Melek'in ateşlenmesi Rana'yı çok endişelendirmişti. Hastalığı yeniden nüksedecek diye çok korkuyordu. Neyseki doktor soğuk algınlığı olduğunu söylemişti. Rana kardeşi birkaç gün içinde iyileşmiş olsada bugün de işe gitmemiş ve kardeşinin yanında kalmıştı. İşe gitmediği günlerde evden çalışıyor ve çalışmalarını Ömer'e gösteriyordu. Ondan onay aldıktan sonra da Aslı'ya mail atıyordu.
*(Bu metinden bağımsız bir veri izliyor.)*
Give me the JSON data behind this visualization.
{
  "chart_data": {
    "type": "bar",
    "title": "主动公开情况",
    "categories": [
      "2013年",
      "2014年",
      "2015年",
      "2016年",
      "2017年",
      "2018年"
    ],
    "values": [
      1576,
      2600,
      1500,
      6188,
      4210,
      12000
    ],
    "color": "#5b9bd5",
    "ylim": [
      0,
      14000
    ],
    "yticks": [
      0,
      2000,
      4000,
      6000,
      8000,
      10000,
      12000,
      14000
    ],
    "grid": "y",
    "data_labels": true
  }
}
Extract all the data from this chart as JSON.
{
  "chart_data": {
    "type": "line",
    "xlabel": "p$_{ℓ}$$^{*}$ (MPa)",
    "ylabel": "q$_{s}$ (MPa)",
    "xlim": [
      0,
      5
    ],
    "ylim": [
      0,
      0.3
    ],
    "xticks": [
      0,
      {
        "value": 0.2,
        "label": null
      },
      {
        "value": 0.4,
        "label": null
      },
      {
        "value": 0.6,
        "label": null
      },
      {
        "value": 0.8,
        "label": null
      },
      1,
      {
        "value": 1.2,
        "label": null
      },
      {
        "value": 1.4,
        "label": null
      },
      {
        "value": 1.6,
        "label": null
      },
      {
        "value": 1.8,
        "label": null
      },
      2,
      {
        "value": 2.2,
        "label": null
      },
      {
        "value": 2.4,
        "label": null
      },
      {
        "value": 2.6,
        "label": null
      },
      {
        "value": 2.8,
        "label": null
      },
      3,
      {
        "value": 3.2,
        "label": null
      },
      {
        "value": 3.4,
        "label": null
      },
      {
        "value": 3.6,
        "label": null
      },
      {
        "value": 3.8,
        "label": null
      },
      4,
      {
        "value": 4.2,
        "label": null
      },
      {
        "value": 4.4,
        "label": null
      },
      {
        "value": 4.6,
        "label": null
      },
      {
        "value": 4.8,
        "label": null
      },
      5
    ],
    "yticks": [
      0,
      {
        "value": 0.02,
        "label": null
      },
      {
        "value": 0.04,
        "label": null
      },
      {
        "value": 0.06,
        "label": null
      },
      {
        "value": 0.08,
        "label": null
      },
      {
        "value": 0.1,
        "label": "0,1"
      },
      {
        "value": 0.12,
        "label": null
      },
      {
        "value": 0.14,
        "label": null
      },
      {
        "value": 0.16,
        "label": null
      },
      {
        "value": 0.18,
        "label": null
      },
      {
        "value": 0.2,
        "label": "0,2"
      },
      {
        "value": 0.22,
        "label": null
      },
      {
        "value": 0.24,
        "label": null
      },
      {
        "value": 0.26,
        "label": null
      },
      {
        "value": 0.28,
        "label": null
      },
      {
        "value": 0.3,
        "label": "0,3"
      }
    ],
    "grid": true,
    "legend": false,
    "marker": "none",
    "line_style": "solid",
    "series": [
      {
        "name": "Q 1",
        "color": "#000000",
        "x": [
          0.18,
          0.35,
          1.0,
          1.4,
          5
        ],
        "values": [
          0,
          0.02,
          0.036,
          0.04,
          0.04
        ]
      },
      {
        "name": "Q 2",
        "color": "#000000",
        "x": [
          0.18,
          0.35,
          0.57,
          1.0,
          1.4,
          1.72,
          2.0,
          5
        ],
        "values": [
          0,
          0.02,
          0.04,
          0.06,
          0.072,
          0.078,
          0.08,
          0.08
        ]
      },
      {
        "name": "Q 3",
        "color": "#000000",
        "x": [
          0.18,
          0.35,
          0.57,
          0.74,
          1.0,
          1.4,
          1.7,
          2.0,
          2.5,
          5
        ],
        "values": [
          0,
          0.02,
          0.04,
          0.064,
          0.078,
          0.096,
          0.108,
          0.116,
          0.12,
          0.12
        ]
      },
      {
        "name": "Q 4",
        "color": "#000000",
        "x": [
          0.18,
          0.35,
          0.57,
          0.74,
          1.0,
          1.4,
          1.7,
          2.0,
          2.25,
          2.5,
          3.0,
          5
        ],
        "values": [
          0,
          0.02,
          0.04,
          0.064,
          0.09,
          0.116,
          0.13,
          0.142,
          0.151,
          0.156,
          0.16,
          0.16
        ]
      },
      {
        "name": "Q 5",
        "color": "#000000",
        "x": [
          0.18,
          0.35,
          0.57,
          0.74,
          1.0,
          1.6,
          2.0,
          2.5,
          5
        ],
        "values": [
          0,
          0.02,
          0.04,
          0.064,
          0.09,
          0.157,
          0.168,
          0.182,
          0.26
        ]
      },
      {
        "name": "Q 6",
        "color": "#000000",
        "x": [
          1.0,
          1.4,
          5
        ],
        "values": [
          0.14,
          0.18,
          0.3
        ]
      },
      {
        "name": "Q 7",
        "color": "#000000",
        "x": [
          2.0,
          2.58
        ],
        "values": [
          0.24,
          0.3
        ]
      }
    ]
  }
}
Bugün de uzun süre çalışmıştı. Şimdi ise uyuyan kardeşinin yanına uzanmış saçlarını yavaşça okşuyordu. 'Korkuttun beni' diye mırıldanıp Melek'in başına ufak bir öpücük kondurdu. Ardından da sessizce kardeşinin yanından kalktı.
Mutfağa indiğinde Ayşe ablanın harıl harıl çalıştığını gördü.
"Ayşe abla kolay gelsin."
"Sağol kızım."
"Abla bende biraz içli köfte yapsam senin işine engel olur muyum? Dün akşam Melek istedi."
"O nasıl laf kızım. Neden engel olasın. Bir daha böyle dersen kırılırım bak. Ne istersen yap."
Rana kadının sözleri ile gülümsedi. Ardından gereken malzemeleri çıkarmaya başladı. Bulamadığı şeyleri ayşe Abla'ya sormuştu.
Çıkardığı kıymayı kavururken, bir yandan da soğanları doğramaya başladı.
"İçli köfte baya zordur. Nasıl öğrendin?"
"Annem antepliydi... o öğretmişti bana."dedi genç kız. Annesi aklına gelince gözleri dolmuştu. Ayşe, Rana'nın hüzünlendiğini görünce susup işine devam etti.
Rana iç harcı hazırladıktan sonra köftenin dışını yoğurmaya başlayacağı sırada, Ömer aradı ve bugün proje için evde çalışacaklarını söyledi. Aslı'nın geleceğini duyunca rahatsız olsa da tamam deyip telefonu kapatıp işine devam etti. En son hazırladığı köfteleri kızartıp tabağa koydu. O sırada Ece içeri girdi. Köftelere saldıracağı sırada Rana hızla eline vurunca,
"Ne yapıyorsun yaa? Tadına bakacağım."dedi Ece.
"Bakamazsın. "
"Neden?"
"Çünkü sayıyla yaptım."
"Benim payım kaç tane?"
"Herkese 3 tane."
"Ama çok az olmuş yaa?
"Ayşe Abla bir sürü yemek hazırlamıştı. Ben Melek istedi diye bir kaç tane yaptım."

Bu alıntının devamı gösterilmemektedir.